Und wie hätten die Frauen darauf reagiert? Haben sie sich laufend gegen ihre Unterdrückung gewehrt und es nur bis heute nicht geschafft? Das wäre ein ziemlich langer Kampf gewesen, denn schon allein der Übergang zu den Ackerbaukulturen hat etwa 5000 Jahre gedauert, und seither sind immerhin noch einmal etwa 5000 Jahre vergangen, in denen die Herrschaft des Mannes angeblich ungebrochen war. Die Urväter und -mütter der Unterdrückungstheorie sehen das jedenfalls so: Friedrich Engels („Der Ursprung der Familie, des Privateigentums und des Staates“) nennt es „die weltgeschichtliche Niederlage des weiblichen Geschlechts“. Und Rosa Luxemburg skizziert die besondere Geschichte der Frauen: „Schwer hat die Frau des Volkes seit jeher gearbeitet. In der wilden Horde schleppt sie Lasten, sammelt Lebensmittel; in dem primitiven Dorfe pflanzt sie Getreide, mahlt, formt Töpfe; in der Antike als Sklavin bedient sie die Herrschaft und säugt deren Sprösslinge mit ihrer Brust; im Mittelalter front sie in der Spinnstube für den Feudalherrn. Aber seit das Privateigentum besteht, arbeitet die Frau des Volkes meist getrennt von der großen Werkstatt der gesellschaftlichen Produktion, also auch der Kultur, eingepfercht in die häusliche Enge eines armseligen Familiendaseins. Erst der Kapitalismus hat sie aus der Familie gerissen und in das Joch der gesellschaftlichen Produktion gespannt, auf fremde Äcker, in die Werkstätten, auf Bauten, in Büros, in Fabriken und Warenhäuser getrieben.“
Mit dem Blick durch eine feministische Brille müsste man die Situation der Frauen in jeder Phase als bedauernswert beurteilen. Würde man jedoch die Geschichte der Männer in ebendiesen Epochen erzählen, so sähe deren Leben nicht besser aus. Man müsste mit dem heutigen Anspruch auf Freiheit und Selbstbestimmung genauso verzweifeln über die Repressionen, die Gewalt, die Armut, den gesellschaftlichen Zwang in den oberen Schichten, die ständige Bedrohung des eigenen Lebens und das der Familie.
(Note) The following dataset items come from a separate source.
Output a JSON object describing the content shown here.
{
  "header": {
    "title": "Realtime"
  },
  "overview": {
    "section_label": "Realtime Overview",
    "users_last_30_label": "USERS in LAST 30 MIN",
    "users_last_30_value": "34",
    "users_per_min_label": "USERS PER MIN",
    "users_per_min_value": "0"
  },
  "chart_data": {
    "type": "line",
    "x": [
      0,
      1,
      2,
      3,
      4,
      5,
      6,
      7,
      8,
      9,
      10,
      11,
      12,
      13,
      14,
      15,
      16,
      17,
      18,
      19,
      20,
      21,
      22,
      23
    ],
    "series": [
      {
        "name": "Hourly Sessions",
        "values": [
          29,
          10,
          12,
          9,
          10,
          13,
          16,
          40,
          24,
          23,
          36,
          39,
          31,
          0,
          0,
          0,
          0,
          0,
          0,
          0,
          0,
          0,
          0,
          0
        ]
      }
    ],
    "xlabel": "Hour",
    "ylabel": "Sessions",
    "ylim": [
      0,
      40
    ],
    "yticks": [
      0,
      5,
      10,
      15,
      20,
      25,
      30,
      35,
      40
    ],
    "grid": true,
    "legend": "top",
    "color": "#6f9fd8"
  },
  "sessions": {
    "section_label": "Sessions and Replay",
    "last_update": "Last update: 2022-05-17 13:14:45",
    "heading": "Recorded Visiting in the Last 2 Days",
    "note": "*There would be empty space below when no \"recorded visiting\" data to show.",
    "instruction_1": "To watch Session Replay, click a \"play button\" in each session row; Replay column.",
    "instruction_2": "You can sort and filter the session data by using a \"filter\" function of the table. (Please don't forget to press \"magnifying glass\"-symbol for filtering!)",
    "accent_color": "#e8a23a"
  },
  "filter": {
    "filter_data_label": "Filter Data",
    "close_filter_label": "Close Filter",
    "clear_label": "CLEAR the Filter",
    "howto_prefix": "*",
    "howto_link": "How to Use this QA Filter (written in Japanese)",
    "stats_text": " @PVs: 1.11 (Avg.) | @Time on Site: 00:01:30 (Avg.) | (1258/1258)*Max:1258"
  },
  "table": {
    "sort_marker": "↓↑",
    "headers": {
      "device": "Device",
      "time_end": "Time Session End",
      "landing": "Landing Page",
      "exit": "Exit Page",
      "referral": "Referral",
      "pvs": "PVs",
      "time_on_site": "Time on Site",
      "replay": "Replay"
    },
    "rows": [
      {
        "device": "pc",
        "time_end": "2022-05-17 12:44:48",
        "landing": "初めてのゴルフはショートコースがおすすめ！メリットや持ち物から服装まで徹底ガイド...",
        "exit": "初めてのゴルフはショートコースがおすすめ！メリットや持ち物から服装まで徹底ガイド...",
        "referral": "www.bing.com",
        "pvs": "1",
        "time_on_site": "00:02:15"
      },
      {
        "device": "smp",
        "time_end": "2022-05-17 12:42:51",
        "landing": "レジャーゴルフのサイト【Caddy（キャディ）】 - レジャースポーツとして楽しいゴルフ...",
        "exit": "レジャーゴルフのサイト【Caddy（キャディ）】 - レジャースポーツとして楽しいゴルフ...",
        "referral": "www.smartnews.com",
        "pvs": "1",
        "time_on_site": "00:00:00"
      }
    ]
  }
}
Den meisten feministischen Erklärungsmodellen ist gemeinsam, dass sie in den gesellschaftlichen Entwicklungen eine Absicht der Männer sehen, die Frauen zu ihrem eigenen Vorteil und zu deren Nachteil zu unterdrücken. Die oft ebenso unmenschlichen Lebensbedingungen, denen die Männer ausgesetzt waren (und sind), werden nicht gleichermaßen mit Mitleid und Empörung bedacht – sie wären sozusagen selbstverschuldet gewesen, weil im Patriarchat ja die Männer auch andere Männer unterwarfen, ausbeuteten, ihre Triebe durch Monogamie, Recht und Moral zähmten. Kann man hier wirklich das Geschlecht als Kriterium für Unterdrückung anlegen, wenn doch die Männer einen ebenso hohen Preis bezahlen mussten wie die Frauen – selbst wenn dieser anders geartet war? Oder entstanden diese Strukturen nicht deshalb, damit der nächste zivilisatorische Entwicklungsschritt stattfinden konnte – ohne dass man jemandem dafür die „Schuld“ – im Sinne von bewusster Handlung – zuschreiben kann?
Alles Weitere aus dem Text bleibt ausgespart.